As with any disability, physical disability increases the possibility that one may require assistance with their living. This assistance may be from time-to-time or for 24 hours a day – no two people with disabilities are the same.
Physical disability can also be experienced as a restriction of the proper enjoyment of the senses.
Sensory and Learning Disabilities
Visual impairment affects about 2 million people in the UK. Of this number, many have potentially reversible cataracts whilst others have correctable refractive errors.
Around 360,000 people in the UK are registered as blind or partially sighted. These people experience severe, or total, loss of sight which is irreversible.
- 1 in 5 people over 75 are affected by sight loss. This number rises to 1 in 2 people over the age of 90
- There is a link between sight loss and reduced wellbeing. Over one-third of older people with sight loss are also living with depression
- Two-thirds of working aged people who are registered as blind or partially sighted are not in paid employment
Being diagnosed with a visual disability can cause many different emotions; shock, grief, anxiety and a fear of what the future holds are all common.
Whether in the early days of a diagnosis or later on, there are many organisations which can provide excellent support and assistance for people experiencing any type of visual impairment.
Whilst it’s important that those who are registered as blind or partially sighted maintain their independence and autonomy, it may be that they feel that they need a little extra support to carry on living life to their full enjoyment.
Hearing loss happens to many of us at some point in our lives, affecting approximately one in six people. Older people are most commonly affected by hearing loss and, here in the UK, around 4 out of 10 people over the age of 50 experience difficulty hearing.
Hearing loss occurs when there is a fault with the sensory signals from the ears reaching the brain. There are two types of hearing loss:
- Sensorineural: – This type of hearing loss is experienced when the sensitive hair cells of the inner ear have been damaged or when there is damage to the auditory nerve. This type of hearing loss becomes more common as we age.
- Conductive: – Conductive hearing loss occurs when there is a barrier to sounds passing from the outer ear to the inner ear. This could be because of a blockage, a perforated ear drum, or a disorder in the development of the ear.

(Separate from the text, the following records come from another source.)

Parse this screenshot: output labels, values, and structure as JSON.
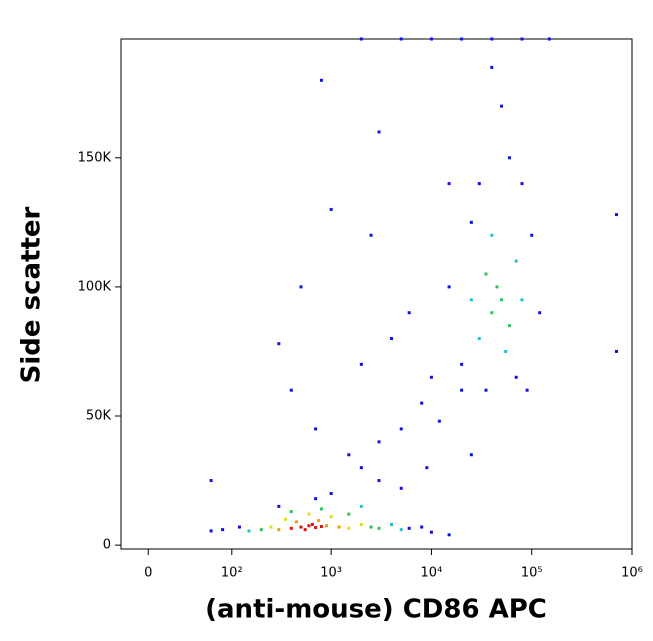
{
  "chart_data": {
    "type": "scatter",
    "x_label": "(anti-mouse) CD86 APC",
    "y_label": "Side scatter",
    "x_scale": "biexponential",
    "xlim": [
      -20,
      1000000
    ],
    "ylim": [
      -1500,
      196000
    ],
    "xticks": [
      0,
      {
        "value": 100,
        "label": "10²"
      },
      {
        "value": 1000,
        "label": "10³"
      },
      {
        "value": 10000,
        "label": "10⁴"
      },
      {
        "value": 100000,
        "label": "10⁵"
      },
      {
        "value": 1000000,
        "label": "10⁶"
      }
    ],
    "yticks": [
      0,
      {
        "value": 50000,
        "label": "50K"
      },
      {
        "value": 100000,
        "label": "100K"
      },
      {
        "value": 150000,
        "label": "150K"
      }
    ],
    "series": [
      {
        "color": "#1010e0",
        "x": [
          80,
          60,
          120,
          6000,
          8000,
          10000,
          15000,
          300,
          1000,
          3000,
          5000,
          2000,
          700,
          1500,
          3000,
          5000,
          8000,
          10000,
          12000,
          20000,
          700,
          2000,
          4000,
          500,
          1000,
          2500,
          6000,
          15000,
          800,
          3000,
          400,
          9000,
          25000,
          700000,
          700000,
          60,
          300,
          20000,
          90000,
          15000,
          30000,
          60000,
          100000,
          50000,
          40000,
          70000,
          120000,
          25000,
          80000,
          35000,
          2000,
          5000,
          10000,
          20000,
          40000,
          80000,
          150000
        ],
        "y": [
          6000,
          5500,
          7000,
          6500,
          7000,
          5000,
          4000,
          15000,
          20000,
          25000,
          22000,
          30000,
          18000,
          35000,
          40000,
          45000,
          55000,
          65000,
          48000,
          60000,
          45000,
          70000,
          80000,
          100000,
          130000,
          120000,
          90000,
          140000,
          180000,
          160000,
          60000,
          30000,
          35000,
          128000,
          75000,
          25000,
          78000,
          70000,
          60000,
          100000,
          140000,
          150000,
          120000,
          170000,
          185000,
          65000,
          90000,
          125000,
          140000,
          60000,
          196000,
          196000,
          196000,
          196000,
          196000,
          196000,
          196000
        ]
      },
      {
        "color": "#20c0d0",
        "x": [
          150,
          4000,
          5000,
          2000,
          30000,
          70000,
          55000,
          40000,
          25000,
          80000
        ],
        "y": [
          5500,
          8000,
          6000,
          15000,
          80000,
          110000,
          75000,
          120000,
          95000,
          95000
        ]
      },
      {
        "color": "#30c060",
        "x": [
          200,
          2500,
          3000,
          1500,
          800,
          400,
          40000,
          50000,
          45000,
          60000,
          35000
        ],
        "y": [
          6000,
          7000,
          6500,
          12000,
          14000,
          13000,
          90000,
          95000,
          100000,
          85000,
          105000
        ]
      },
      {
        "color": "#e0e020",
        "x": [
          250,
          1500,
          2000,
          350,
          1000,
          600
        ],
        "y": [
          7000,
          6500,
          8000,
          10000,
          11000,
          12000
        ]
      },
      {
        "color": "#f0a000",
        "x": [
          300,
          900,
          1200,
          450,
          750
        ],
        "y": [
          6000,
          7500,
          7000,
          9000,
          9500
        ]
      },
      {
        "color": "#e01010",
        "x": [
          400,
          500,
          600,
          700,
          800,
          550,
          650
        ],
        "y": [
          6500,
          7000,
          7500,
          6800,
          7200,
          6000,
          8000
        ]
      }
    ]
  }
}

Deafness can also be an inherited condition which affects a child from birth. Regardless of the severity, or the type of hearing loss a person experiences, there are many ways that people can cope with their disability. With the right support, people with hearing loss can live life with as few restrictions as possible.
A learning disability is recognised as an impairment of the intellectual functioning of a person. Ranging from very mild, to severe and profound, learning disabilities affect around 1.5 million people in the UK.
People with mild learning disabilities may function very well and need little additional support in their daily lives. However, those with severe disability may require up to 24-hour care.
Learning disabilities are caused by abnormal development of the brain, either before birth or in early childhood. They can occur for a whole host of reasons:
- A mother becoming ill during pregnancy
- Inheriting certain genes
- Restricted oxygen during birth
- Early childhood meningitis
- Epilepsy – 30% of people with epilepsy also have a LD
- Downs syndrome
- Alongside cerebral palsy
- Autism – some people with autism also have a related LD
Regardless of the cause or severity of a learning disability there are ever increasing ways of accessing support and assistance to help you cope.
58,000 people across the UK access day care services. However, 7 out of 10 families with a member with profound and multiple learning disabilities admit to reaching crisis point due to a lack of respite services. With this in mind, it is important that adequate resources are available for those with learning disabilities, and their families.